The United States forged a nationality in the late eighteenth century through sharing the values expressed in the Declaration of Independence, the U.S. Constitution, and the Bill of Rights. To be American meant believing in the unalienable rights of life, liberty, and the pursuit of happiness, and electing a President rather than submitting to a hereditary monarch.
Answer to Question 2
Answer: The word al-Qaeda is an Arabic word meaning the foundation. It is also the name of the terrorist group founded by Osama bin Laden. This network has been implicated in several bombings since 9/11. The al-Qaeda network issued a declaration of war against the United States in 1996 because of perceived grievances against the US, including the U.S. support for Saudi Arabia and Israel. In a 1998 religious decree known as a FATWA, bin Laden argued that Muslims had a duty to wage a holy war against U.S. citizens because the United States was responsible for maintaining the Saud royal family as rulers of Saudi Arabia and a state of Israel dominated by Jews. Destruction of the Saudi monarchy and the Jewish state of Israel would liberate from their control Islam's three holiest sites of Mecca, Madinah, and Jerusalem.
After U.S. Navy SEALS killed bin Laden in 2011, he was replaced by his deputy Ayman al-Zawahiri. Al-Qaeda is not a single unified organization. In addition to the original organization responsible for the World Trade Center attack, al-Qaeda also encompasses local franchises concerned with country-specific issues, as well as imitators and emulators ideologically aligned with al-Qaeda but not financially tied to it.
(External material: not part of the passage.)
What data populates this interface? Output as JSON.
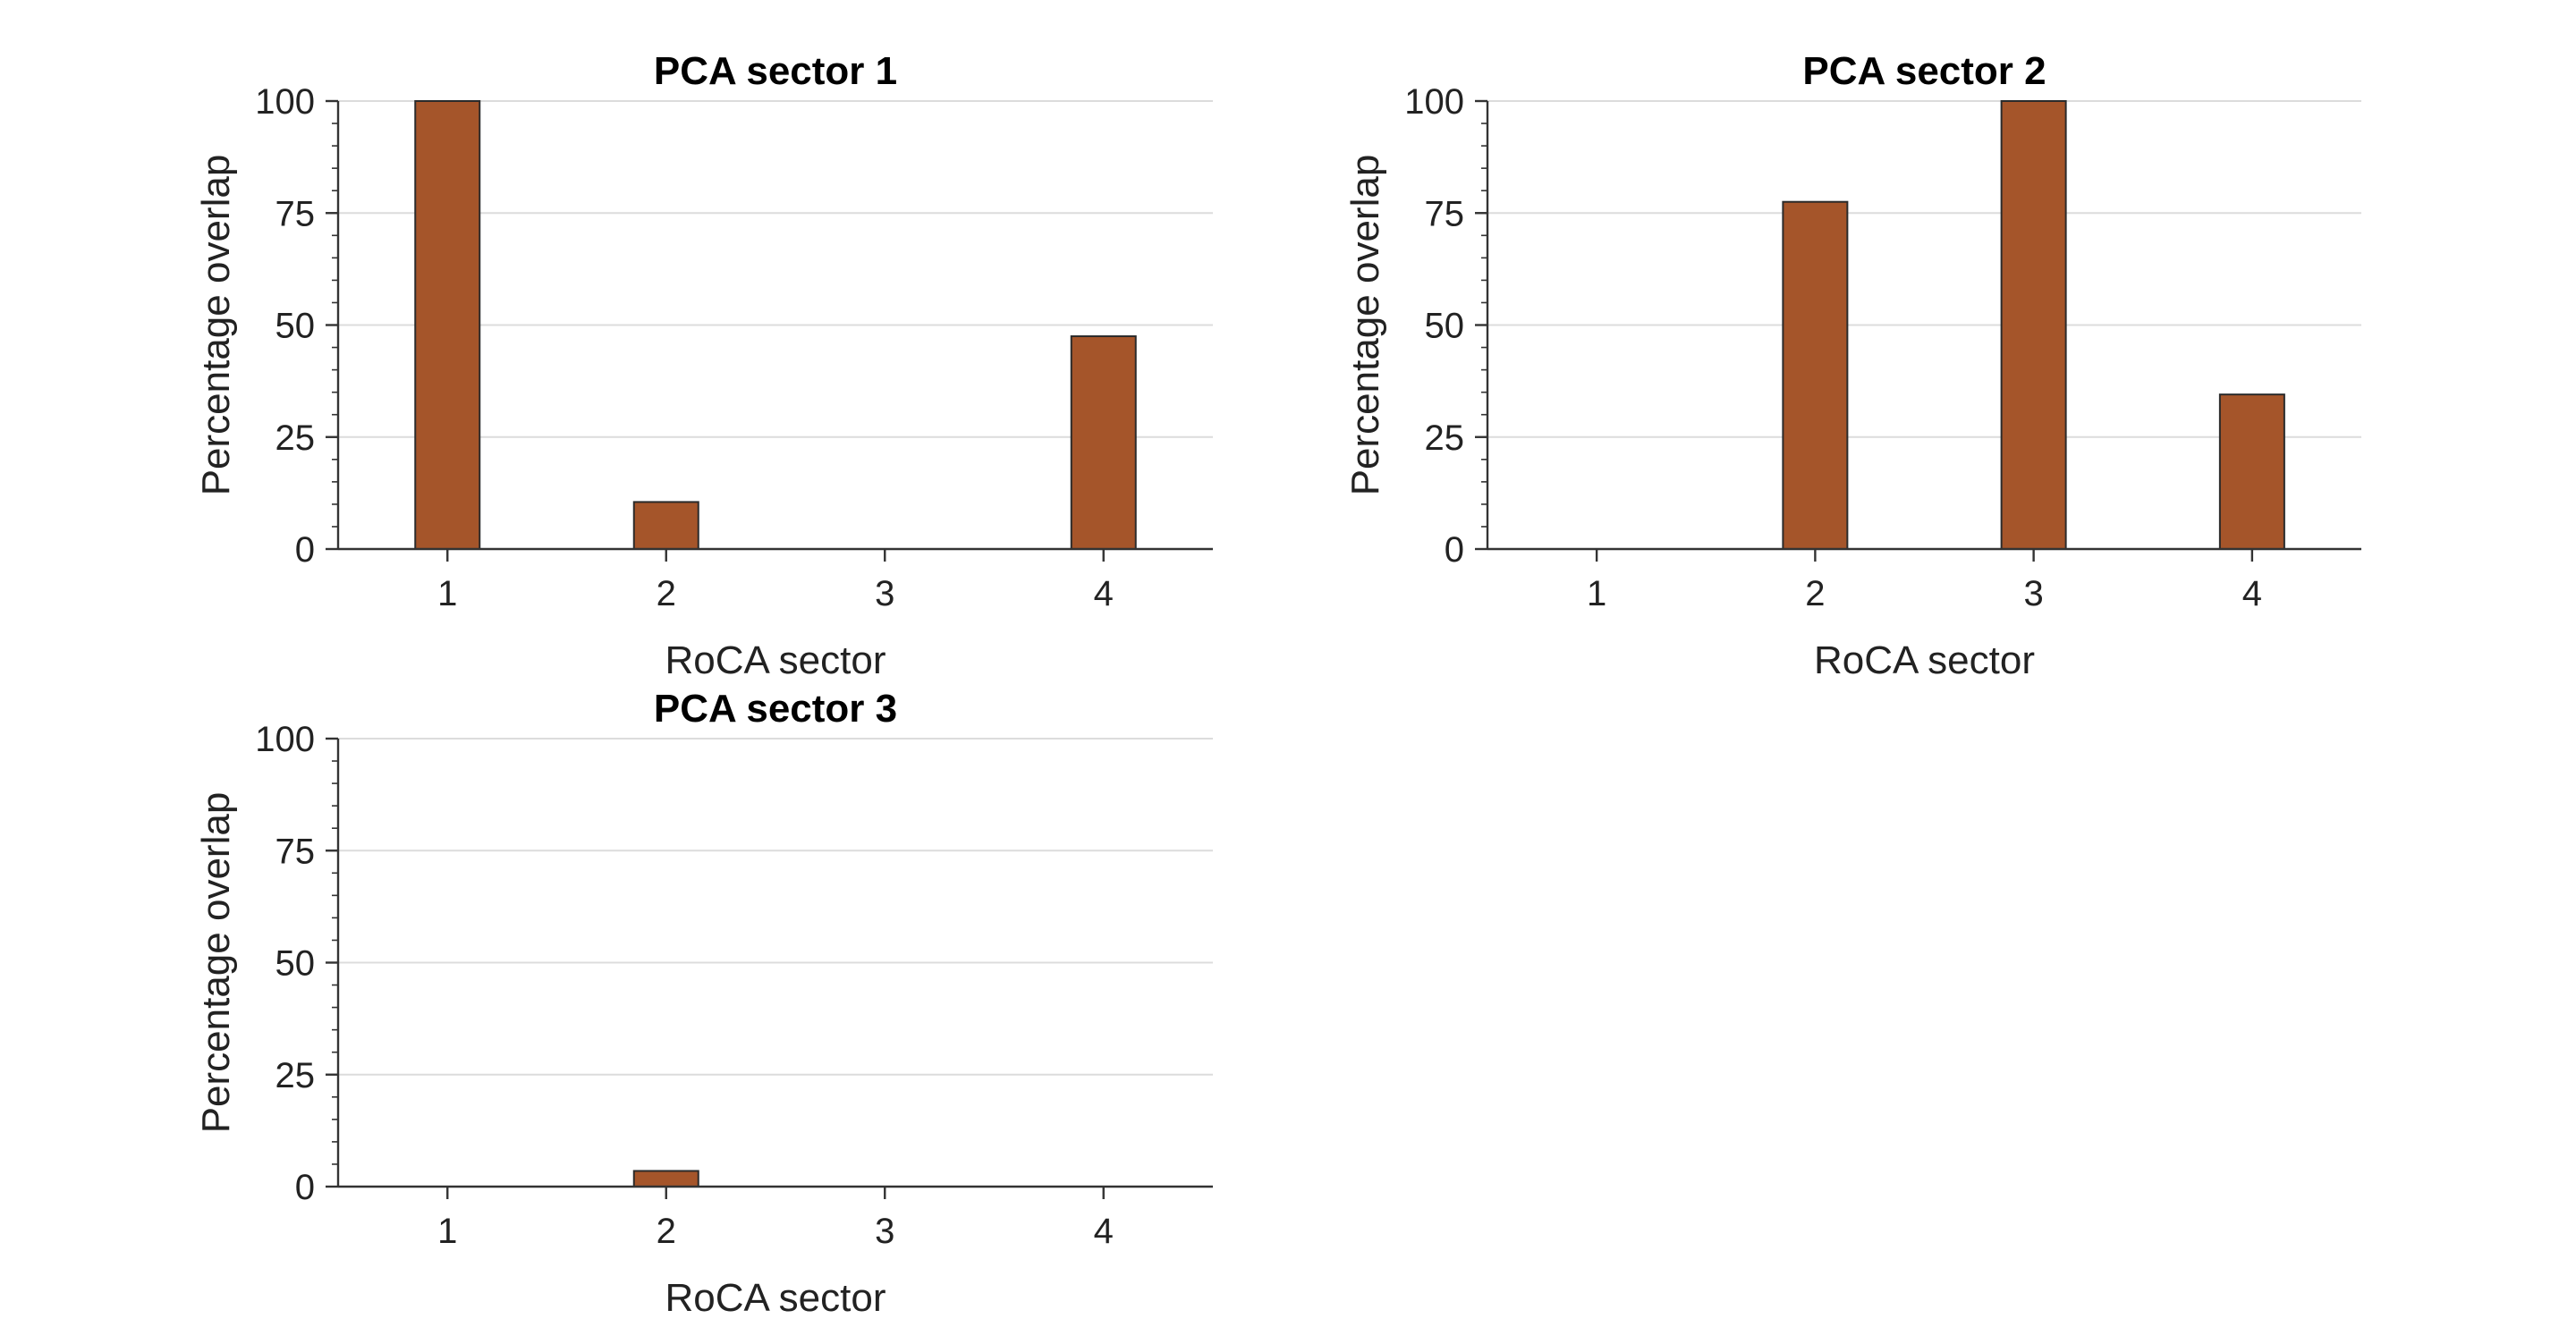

Al-Qaeda's use of religion to justify attacks has posed challenges to Muslims and non-Muslims alike. For many Muslims, the challenge has been to express disagreement with the policies of governments in the United States and Europe yet disavow the use of terrorism. For many Americans and Europeans, the challenge has been to distinguish between the peaceful but unfamiliar principles and practices of the world's 1.3 billion Muslims and the misuse and abuse of Islam by a handful of terrorists.